There’s also a thing called ‘derogations’. That allows for temporary suspension of some convention rights in times of national emergency (that’s why some signatories declare ‘states of emergency’ although strictly speaking there’s no obligation to do that)

In the UK we also have ‘declarations of incompatibility’. That’s to do with our sovereignty of parliament thing. Parliament can pass laws that don’t abide by the ECHR but they have to be up front about it and state that in the relevant Act (rather confusingly, court judgments that a law breaches the ECHR are also called declarations of incompatibility but technically that’s not quite the same thing).

Scildfreja Unnýðnes
Scildfreja Unnýðnes
7 years ago

@Axe, yeah, the Oakes test is just a Canadian version of the same stuff that’s found in other countries. Sorta like – I think you have the Lemon test down there? Same idea. We do have some uniquely Canadian legal principles, though, like the Living Tree Doctrine – it’s a directive to the courts that the constitution (Originally the BNA act) is a living document which should be interpreted progressively, in a manner which reflects the times. We’ve had that one ever since 1867, apparently? Either way, I quite like that one.

@Jenora, @Alan, the notwithstanding clause is sort of similar to the “declarations of incompatibility” – the province has to specifically declare what part of the Constitution Act it’s incompatible with, and then it has to expire after five years. Given that a government’s term is maximum five years, it makes sense to do it that way. Allows for an individual government to contravene the federal act, but restricts it to that particular government. I’m embarrassed to say that Alberta once used it to try to define marriage as between-one-man-and-one-woman, but that’s in Federal jurisdiction anyways, so they weren’t able to do so. And thank goodness.

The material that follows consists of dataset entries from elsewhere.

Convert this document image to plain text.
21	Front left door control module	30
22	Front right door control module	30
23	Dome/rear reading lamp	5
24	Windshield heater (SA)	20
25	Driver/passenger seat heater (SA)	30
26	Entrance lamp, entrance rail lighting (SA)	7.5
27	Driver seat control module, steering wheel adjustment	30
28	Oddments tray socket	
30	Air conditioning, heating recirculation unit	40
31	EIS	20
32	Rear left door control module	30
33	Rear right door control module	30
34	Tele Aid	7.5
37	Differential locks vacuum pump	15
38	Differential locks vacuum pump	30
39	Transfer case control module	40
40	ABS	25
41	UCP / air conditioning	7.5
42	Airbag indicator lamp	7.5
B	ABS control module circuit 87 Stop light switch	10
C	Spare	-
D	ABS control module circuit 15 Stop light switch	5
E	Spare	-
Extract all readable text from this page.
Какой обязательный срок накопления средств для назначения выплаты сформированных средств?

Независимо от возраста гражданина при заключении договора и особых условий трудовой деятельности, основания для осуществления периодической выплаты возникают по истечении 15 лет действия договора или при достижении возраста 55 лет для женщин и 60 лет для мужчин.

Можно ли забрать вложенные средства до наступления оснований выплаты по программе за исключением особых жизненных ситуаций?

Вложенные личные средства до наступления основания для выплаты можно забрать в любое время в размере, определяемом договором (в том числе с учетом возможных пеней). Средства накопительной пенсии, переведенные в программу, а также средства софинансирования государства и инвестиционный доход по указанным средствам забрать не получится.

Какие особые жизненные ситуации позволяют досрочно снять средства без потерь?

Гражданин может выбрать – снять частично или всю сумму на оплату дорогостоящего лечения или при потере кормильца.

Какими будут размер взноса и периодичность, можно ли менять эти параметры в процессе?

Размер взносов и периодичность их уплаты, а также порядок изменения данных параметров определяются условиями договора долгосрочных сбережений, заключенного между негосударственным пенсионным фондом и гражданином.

The UK has the whole Supremacy of Parliament thing, which we used to have here, but the 1982 Constitution Act here replaced that with the Canadian Constitution. The Notwithstanding Clause allows for a little bit of the original parliamentary supremacy to come through, but with a limited scope. Apparently, the provinces wouldn’t have agreed without it!

@Hu’s, I hope that the states are able to do that! The less-red states would do very well to enshrine protections for its citizens in their own various constitutions, ’cause it’s pretty clear that the Federal government doesn’t have any interest in it. With luck, the people in red states will see the differences in outcomes and finally come to their senses. Until then, I hope those of you in blue states will be welcoming to people migrating in to escape the Republican Menace!